Ghosts of the igloo: Not far from Denali National Park, on an otherwise pristine stretch of road, we come across Igloo City. Or rather, the crumbling, beautiful remains of what was once imagined to be Igloo City. In the 1970s, Igloo City was meant to be a hotel, recreation center, gas station and rest stop. It was mostly built before regulators swooped in and shut it down over code violations. After that, Igloo City was abandoned, and the Alaskan wilderness has slowly been taking it back. I walk a full circuit around the ghostly white shell, designed apparently as a tribute to the Inuit culture. In the back, away from the road, someone has spray painted “I luv you this big!” across the dilapidated structure. We’re not used to ruins of this sort out here. It seems unlikely the igloo will be able to stand very many more Alaskan winters.

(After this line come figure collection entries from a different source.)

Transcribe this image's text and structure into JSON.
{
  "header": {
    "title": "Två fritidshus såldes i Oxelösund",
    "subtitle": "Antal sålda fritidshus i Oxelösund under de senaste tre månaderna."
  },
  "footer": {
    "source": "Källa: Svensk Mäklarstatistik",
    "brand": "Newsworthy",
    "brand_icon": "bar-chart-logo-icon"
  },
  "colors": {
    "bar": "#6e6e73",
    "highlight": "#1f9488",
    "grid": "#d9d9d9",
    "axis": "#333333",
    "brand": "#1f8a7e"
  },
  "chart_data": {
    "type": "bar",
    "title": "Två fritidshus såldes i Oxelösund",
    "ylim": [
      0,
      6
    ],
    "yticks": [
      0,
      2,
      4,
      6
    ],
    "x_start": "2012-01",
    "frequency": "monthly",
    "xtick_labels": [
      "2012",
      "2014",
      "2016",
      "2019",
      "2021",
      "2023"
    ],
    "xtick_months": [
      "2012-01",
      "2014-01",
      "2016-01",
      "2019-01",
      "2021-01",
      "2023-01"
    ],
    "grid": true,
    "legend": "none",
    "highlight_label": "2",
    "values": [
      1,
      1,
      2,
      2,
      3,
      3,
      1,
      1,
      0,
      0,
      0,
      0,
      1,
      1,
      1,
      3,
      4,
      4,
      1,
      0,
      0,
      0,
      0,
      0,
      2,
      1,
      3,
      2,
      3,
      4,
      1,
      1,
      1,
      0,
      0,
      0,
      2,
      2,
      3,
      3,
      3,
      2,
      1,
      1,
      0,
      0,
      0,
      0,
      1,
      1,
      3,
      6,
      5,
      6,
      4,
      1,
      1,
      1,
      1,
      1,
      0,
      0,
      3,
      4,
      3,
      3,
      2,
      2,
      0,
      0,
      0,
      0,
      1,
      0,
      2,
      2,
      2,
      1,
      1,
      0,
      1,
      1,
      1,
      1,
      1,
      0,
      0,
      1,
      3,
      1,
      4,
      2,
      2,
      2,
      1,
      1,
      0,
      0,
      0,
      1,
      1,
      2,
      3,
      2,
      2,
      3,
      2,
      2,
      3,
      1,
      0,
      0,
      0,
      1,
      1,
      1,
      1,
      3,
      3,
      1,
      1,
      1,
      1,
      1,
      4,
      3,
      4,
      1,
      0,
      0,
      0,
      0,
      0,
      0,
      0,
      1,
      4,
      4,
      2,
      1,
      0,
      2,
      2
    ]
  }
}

Finding peace: The day before we are to leave Alaska, though a series of odd circumstances, we find ourselves south of Anchorage, sitting by a remote lake, eating noodles. A brisk wind blows over the lake, which is surrounded by mountains. I don’t know the name of the lake or the mountains. We sit with our backs propped up against a piece of drift wood, slurping spicy Ramen. There’s not much left to say. We’re tired, our bones ache and our clothes are dirty. As it should be. Then, one last amazing thing. A bright red bush plane suddenly swoops out of the clouds and lands on the water right in front of us. The pilot coasts casually along the water for a bit, eases up on the throttle, and the plane gently pushes up against the shore 20 feet away. The pilot jumps out, walks up on shore and heads to the port-a-potty in the parking lot. A few minutes later, he’s back in the plane after nodding our way with a smile, and off he goes. We watch in wonder as the plane lifts off, heads back around a mountain and is gone, the buzz of the engine drifting away until all we hear again is the splash of wind-pulled water against the shore.